The results have been remarkable. Auto insurance, once one of Florida’s most troubled lines, is now leading the recovery. The state’s top five auto insurers, representing nearly 80 percent of the market, have filed average rate decreases of 6.5 percent for 2025, reversing years of double-digit increases. In October, Progressive announced it would return nearly $1 billion in credits to Florida drivers, directly citing the state’s 2023 tort reforms for lowering loss costs and improving profitability. Insurance Commissioner Michael Yaworsky described the refunds as a clear sign that Florida’s market is stabilizing, with strong underwriting gains reflecting fewer inflated claims and reduced litigation.
The same pattern is visible in homeowners insurance. Since the reforms, seventeen new insurers have entered the market, bringing over half a billion dollars in new capital. Thirty-three companies have filed for rate decreases this year, and dozens more have requested no change. According to the Office of Insurance Regulation, Florida’s average homeowners rate increase in 2024 was just one percent—the lowest in the country, while thirty-three other states saw double-digit hikes. Property insurance litigation has fallen by roughly twenty-five percent compared to last year. Citizens Property Insurance Corporation has reduced its exposure by over $300 billion and will likely close out 2025 with less than 500,000 policies in force as private carriers reenter the market. Even reinsurance, one of the most significant cost drivers in property coverage, is trending downward, with risk-adjusted costs declining for two consecutive years.
The benefits of these historic reforms reach far beyond property and auto. In commercial property, commercial residential, and workers’ compensation, claim severity and litigation frequency are stabilizing. Florida’s workers’ comp system, long a national model, continues to see rate reductions, with NCCI recommending another cut for 2026 based on favorable loss experience and declining legal expenses. For business owners, property managers, and contractors, the new legal framework means fewer unpredictable judgments and a clearer view of risks, both critical for long-term investment and growth.
The difference between Florida’s results and the national picture could not be more striking. While other states are reacting to consumer frustration with heavy-handed political measures, Florida’s policymakers chose to fix the incentives that made coverage unaffordable in the first place.

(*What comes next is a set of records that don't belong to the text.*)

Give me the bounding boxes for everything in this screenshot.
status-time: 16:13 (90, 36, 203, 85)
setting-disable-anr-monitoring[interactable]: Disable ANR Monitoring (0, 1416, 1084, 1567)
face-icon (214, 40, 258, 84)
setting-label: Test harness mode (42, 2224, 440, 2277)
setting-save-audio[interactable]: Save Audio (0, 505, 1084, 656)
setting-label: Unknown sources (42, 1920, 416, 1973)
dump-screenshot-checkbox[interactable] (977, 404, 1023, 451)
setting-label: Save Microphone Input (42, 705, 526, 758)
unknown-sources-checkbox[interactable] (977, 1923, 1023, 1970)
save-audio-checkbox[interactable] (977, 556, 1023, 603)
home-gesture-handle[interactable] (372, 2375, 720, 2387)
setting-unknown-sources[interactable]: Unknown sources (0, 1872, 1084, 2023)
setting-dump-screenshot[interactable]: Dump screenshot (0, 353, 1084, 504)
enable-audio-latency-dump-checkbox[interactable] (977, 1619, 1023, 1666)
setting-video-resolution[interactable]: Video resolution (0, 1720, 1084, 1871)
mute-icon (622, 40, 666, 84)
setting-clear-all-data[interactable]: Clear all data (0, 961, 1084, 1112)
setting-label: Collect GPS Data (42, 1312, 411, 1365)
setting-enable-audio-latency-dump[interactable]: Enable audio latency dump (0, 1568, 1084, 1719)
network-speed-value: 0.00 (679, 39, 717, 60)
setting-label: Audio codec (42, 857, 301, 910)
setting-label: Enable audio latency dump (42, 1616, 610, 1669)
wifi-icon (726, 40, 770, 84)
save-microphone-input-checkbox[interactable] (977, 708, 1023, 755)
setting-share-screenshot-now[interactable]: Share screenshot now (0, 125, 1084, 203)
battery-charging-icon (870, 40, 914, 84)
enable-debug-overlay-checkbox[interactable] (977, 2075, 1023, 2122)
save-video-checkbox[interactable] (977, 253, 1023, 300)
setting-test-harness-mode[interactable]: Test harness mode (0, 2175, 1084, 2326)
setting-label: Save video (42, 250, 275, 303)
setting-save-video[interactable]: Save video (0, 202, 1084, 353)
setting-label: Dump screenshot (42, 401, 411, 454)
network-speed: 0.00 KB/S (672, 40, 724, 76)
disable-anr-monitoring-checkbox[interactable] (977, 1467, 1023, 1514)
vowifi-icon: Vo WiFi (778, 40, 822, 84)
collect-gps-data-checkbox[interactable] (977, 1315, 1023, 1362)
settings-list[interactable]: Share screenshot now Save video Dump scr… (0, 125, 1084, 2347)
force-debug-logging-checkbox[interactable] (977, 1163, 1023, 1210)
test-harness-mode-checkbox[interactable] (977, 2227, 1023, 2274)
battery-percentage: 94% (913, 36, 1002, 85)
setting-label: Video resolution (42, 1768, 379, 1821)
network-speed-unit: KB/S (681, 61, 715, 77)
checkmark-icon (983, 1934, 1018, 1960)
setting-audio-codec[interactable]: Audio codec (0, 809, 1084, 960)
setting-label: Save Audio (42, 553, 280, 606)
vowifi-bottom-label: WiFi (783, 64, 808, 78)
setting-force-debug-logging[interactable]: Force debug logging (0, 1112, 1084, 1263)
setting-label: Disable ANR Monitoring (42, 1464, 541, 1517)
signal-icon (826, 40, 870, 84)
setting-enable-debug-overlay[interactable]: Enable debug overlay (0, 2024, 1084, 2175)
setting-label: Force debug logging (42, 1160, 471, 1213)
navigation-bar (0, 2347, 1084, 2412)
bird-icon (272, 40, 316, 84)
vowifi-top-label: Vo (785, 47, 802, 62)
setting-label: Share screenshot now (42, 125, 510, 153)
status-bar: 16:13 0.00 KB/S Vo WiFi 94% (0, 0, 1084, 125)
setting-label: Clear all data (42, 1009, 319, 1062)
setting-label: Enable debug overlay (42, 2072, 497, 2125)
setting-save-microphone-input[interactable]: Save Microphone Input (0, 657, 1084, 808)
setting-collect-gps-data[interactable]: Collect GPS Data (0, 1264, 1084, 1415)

As the Wall Street Journal pointed out, “price controls don’t lead to affordability, they chase insurers out of the market.” Florida’s data now tells the opposite story: lower costs, lower rates, fewer lawsuits, and more competition.
Three years after reform, Florida’s approach is being validated in every metric that matters. Litigation is down. Rates are falling. Competition is returning. Consumers, the very people the system is meant to serve, are seeing the benefits. While other states are tightening political control over prices, Florida’s leaders are showing that the path to true affordability doesn’t lie in over-regulating premiums but in reforming the legal system itself.
The outcome speaks for itself: Florida fixed the problem at its source, and everyone is better for it.